The partridges usually came out in family groups, 10 to 12 in close flying formation and traveling a terrific speed. The woodcock generally flew singly and were hard to hit in their erratic flight. The variety of birds and the change of shooting pace necessary to make a kill lent interest and frustration to the shooting.
That first morning our host spread us out in a meadow on one side of a swale, facing a grove of trees and heavy brush on a low hill. The beaters moved toward us, and within a few minutes the birds came out of the trees, flying high and fast across the meadow. The shooting was fast and furious for 30 minutes before the flight was exhausted. I have never seen so many birds. We shot as quickly as we could. After the drive was over, men and dogs gathered the dead birds and placed them in a long line. The count was 338—all pheasants.
My second gun, which was very tightly fitted, gave me trouble this first morning, and I finally abandoned it. But shooting one gun didn't spoil the fun. I would shoot two barrels, the loader would jam in two cartridges and I would shoot again. It was exciting work.
After the birds were gathered into a truck, we moved on a quarter mile to a narrow, wooded ravine. Here the birds came over high and fast and through the trees. It was snap shooting only, with not more than 30 yards of flight before the bird was out of sight. Here I did very well, knocking down nearly all of the birds that came within range. We killed 80 birds in 15 minutes.
We went around a hill to another ravine, where similar shooting occurred, and then came out to a little stone house on the edge of a meadow, where we paused for refreshments—sloe gin, served in little metal cups, with wafers, after which cigars were passed around.
We chatted amiably for a quarter of an hour and then we moved on to another wooded ravine, where the shooting was even more difficult. I suspect we gathered 50 or 60 birds here. The last shoot of the morning was in another open meadow, flanked by low, wooded hills, quite similar to the first shoot. Here again the birds came over literally in hundreds, and we shot over 200.

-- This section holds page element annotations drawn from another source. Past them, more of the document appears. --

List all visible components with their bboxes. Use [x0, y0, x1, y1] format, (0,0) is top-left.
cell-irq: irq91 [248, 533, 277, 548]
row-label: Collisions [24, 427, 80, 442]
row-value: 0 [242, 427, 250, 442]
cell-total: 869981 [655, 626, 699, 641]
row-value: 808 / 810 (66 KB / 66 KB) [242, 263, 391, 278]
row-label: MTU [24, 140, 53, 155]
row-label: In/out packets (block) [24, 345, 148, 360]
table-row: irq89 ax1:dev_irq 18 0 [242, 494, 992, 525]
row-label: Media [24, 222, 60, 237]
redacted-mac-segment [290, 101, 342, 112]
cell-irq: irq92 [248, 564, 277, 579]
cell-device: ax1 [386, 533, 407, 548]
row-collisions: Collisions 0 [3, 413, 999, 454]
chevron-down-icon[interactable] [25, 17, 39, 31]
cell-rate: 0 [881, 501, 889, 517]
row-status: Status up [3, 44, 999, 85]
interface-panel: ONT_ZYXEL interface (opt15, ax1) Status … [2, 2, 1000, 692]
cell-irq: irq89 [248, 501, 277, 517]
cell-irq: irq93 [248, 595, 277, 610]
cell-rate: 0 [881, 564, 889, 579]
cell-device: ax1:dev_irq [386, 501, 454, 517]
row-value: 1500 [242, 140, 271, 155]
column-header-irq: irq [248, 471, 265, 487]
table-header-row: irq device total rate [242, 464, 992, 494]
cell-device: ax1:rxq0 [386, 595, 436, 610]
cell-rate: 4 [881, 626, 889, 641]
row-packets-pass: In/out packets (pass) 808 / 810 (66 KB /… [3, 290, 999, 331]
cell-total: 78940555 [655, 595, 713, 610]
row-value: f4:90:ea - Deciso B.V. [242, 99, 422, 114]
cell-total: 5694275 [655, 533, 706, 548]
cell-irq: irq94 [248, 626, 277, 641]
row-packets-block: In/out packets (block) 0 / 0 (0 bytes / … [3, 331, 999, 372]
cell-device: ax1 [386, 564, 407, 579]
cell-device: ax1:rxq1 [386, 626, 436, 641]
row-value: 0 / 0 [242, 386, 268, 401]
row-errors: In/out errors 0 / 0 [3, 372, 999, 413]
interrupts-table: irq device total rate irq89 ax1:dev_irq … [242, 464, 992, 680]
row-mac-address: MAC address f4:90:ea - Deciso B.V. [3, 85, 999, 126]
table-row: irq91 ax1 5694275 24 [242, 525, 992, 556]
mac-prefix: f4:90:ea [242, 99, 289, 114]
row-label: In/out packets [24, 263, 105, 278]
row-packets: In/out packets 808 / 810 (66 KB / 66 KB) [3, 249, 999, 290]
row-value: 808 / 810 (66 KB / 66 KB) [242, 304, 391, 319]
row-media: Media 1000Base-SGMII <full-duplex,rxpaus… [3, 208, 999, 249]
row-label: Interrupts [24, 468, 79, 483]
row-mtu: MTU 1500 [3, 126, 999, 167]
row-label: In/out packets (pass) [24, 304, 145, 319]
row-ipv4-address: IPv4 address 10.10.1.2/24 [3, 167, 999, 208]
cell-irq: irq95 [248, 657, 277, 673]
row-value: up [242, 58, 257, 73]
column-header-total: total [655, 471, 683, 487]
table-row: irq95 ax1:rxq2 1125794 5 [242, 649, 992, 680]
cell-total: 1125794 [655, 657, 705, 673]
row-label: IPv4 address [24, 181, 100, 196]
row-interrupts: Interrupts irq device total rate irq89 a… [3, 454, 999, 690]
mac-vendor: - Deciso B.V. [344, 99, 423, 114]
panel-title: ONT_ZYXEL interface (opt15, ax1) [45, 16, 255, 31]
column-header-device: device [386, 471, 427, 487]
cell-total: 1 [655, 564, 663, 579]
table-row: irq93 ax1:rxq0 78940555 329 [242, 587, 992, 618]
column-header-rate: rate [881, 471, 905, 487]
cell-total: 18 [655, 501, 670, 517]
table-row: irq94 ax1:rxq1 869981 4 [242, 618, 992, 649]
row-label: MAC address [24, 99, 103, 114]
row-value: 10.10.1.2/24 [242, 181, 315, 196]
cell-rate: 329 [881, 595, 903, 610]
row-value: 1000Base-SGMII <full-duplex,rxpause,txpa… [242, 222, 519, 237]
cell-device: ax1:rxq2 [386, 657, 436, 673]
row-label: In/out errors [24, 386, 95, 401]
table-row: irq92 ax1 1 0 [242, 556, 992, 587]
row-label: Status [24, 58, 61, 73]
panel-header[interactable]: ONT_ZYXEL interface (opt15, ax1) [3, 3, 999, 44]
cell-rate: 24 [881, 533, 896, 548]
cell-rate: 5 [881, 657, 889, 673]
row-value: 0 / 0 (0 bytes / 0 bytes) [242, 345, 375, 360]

After this shoot, the Land-Rovers arrived and drove us a mile or two to a small stone cottage, where we were to have lunch. The lady of the house and her daughter were awaiting us with the servants, who had brought the food for our luncheon. We pulled off our heavy outer clothing and were served a glass of piping-hot spiced wine. I think it was a claret with cloves and cinnamon and other spices in it. Coming out of the cold air, it was a delightful and warming drink.
A fire in the fireplace, a long table, a hot soup and hot beef stew, with apple strudel topped with thick cream for dessert were welcome luxuries for the cold and slightly weary hunters. The table was laden with a dozen bottles—wine, beer, Scotch, apple cider. During cheese and brandy after lunch, there was much chatter about the morning shoot. Warmed and filled, we donned our heavy coats and set out again.
After eating we made two stands, both of them in meadows facing high, tree-covered hills. The wind had come up, cold and penetrating. The birds came in over the trees, downwind and high overhead. We all had trouble with these targets. By 4 o'clock the light was getting dim, and the signal to mount the Land-Rovers was welcome.
Arriving at Keir, we changed our clothes and met in one of the great halls in front of a large fireplace for tea. The gamekeeper came in with the score—830 birds killed. In the light of my experience in the States this was an incredible number. I asked the host if this was not some kind of a record. "Oh, no," he said. "As a matter of fact, I think we have killed 900 once or twice here before."